Archéologie

Des fouilles remarquables dans le Pas-de-Calais mettent au jour d’importants vestiges gallo-romains

Esteban Ortega

Au printemps, des fouilles préventives menées à Annay-sous-Lens ont permis de mettre au jour des vestiges s’échelonnant de la Première Guerre mondiale jusqu’au premier siècle de notre ère. L’équipe de l’Inrap a dégagé des traces de conflits, des inhumations, une ancienne voie romaine, des tombes à incinérations, ainsi que des vases et des bûchers funéraires. Ces découvertes proviennent d’un site destiné à accueillir de nouveaux lotissements dans le Pas-de-Calais.

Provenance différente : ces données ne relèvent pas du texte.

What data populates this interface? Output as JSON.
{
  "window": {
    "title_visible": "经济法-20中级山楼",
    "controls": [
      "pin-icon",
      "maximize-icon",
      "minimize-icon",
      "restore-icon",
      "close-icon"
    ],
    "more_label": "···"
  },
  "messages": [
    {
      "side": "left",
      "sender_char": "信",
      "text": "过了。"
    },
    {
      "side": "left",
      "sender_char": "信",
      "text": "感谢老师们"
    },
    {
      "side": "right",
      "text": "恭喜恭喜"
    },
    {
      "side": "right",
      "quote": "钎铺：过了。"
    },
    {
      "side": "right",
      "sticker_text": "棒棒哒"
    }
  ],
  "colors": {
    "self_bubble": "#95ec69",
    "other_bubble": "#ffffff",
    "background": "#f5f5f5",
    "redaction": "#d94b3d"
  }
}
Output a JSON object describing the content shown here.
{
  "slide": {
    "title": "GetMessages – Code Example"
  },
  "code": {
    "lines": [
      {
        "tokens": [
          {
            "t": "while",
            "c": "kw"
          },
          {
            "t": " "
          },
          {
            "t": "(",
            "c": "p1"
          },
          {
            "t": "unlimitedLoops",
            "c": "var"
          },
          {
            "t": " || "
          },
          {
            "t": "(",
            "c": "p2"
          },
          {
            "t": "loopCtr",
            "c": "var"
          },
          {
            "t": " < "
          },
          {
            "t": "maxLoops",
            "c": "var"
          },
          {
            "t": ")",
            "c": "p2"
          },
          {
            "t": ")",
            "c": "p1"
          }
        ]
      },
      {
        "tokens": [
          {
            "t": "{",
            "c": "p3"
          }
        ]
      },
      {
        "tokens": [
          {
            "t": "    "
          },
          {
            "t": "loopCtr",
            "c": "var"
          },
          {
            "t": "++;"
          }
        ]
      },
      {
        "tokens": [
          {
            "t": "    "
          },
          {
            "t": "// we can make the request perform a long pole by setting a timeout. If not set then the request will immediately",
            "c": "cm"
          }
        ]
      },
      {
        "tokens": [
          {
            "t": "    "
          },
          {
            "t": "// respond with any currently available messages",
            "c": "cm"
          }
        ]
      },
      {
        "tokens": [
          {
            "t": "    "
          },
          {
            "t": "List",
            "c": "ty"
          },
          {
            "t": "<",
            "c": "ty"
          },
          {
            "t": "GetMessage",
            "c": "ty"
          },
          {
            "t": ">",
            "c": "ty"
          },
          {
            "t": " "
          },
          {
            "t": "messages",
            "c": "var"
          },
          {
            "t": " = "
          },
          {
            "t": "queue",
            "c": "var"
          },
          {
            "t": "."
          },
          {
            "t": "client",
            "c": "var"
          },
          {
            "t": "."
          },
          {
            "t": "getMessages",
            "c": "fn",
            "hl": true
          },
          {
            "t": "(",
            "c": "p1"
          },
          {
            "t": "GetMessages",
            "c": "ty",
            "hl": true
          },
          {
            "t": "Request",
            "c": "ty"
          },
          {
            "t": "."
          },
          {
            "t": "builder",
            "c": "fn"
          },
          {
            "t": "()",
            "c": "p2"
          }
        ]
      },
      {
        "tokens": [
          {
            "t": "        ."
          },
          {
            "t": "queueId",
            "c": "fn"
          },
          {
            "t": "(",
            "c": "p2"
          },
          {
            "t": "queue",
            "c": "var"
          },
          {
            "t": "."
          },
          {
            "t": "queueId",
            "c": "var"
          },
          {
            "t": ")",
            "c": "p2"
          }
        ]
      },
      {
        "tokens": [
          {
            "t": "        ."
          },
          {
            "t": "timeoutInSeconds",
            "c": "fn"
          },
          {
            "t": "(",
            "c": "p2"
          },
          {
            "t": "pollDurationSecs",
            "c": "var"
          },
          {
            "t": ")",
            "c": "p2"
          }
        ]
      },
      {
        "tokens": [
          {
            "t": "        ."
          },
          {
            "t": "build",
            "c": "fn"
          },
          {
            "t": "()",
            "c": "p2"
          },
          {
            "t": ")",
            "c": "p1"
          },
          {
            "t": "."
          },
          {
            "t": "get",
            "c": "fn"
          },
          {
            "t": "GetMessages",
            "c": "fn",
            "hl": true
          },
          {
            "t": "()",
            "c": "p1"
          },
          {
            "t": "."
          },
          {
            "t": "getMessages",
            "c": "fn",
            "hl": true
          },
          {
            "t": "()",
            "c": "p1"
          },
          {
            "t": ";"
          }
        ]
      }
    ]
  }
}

Les trouvailles les plus remarquables concernent une vaste nécropole gallo-romaine et une route antique bien préservée. Ces vestiges offrent des informations précieuses sur l’organisation des zones rurales et les rituels funéraires pendant l’époque romaine. Ils témoignent de l’importance de cette région dans le système d’infrastructure de l’Empire.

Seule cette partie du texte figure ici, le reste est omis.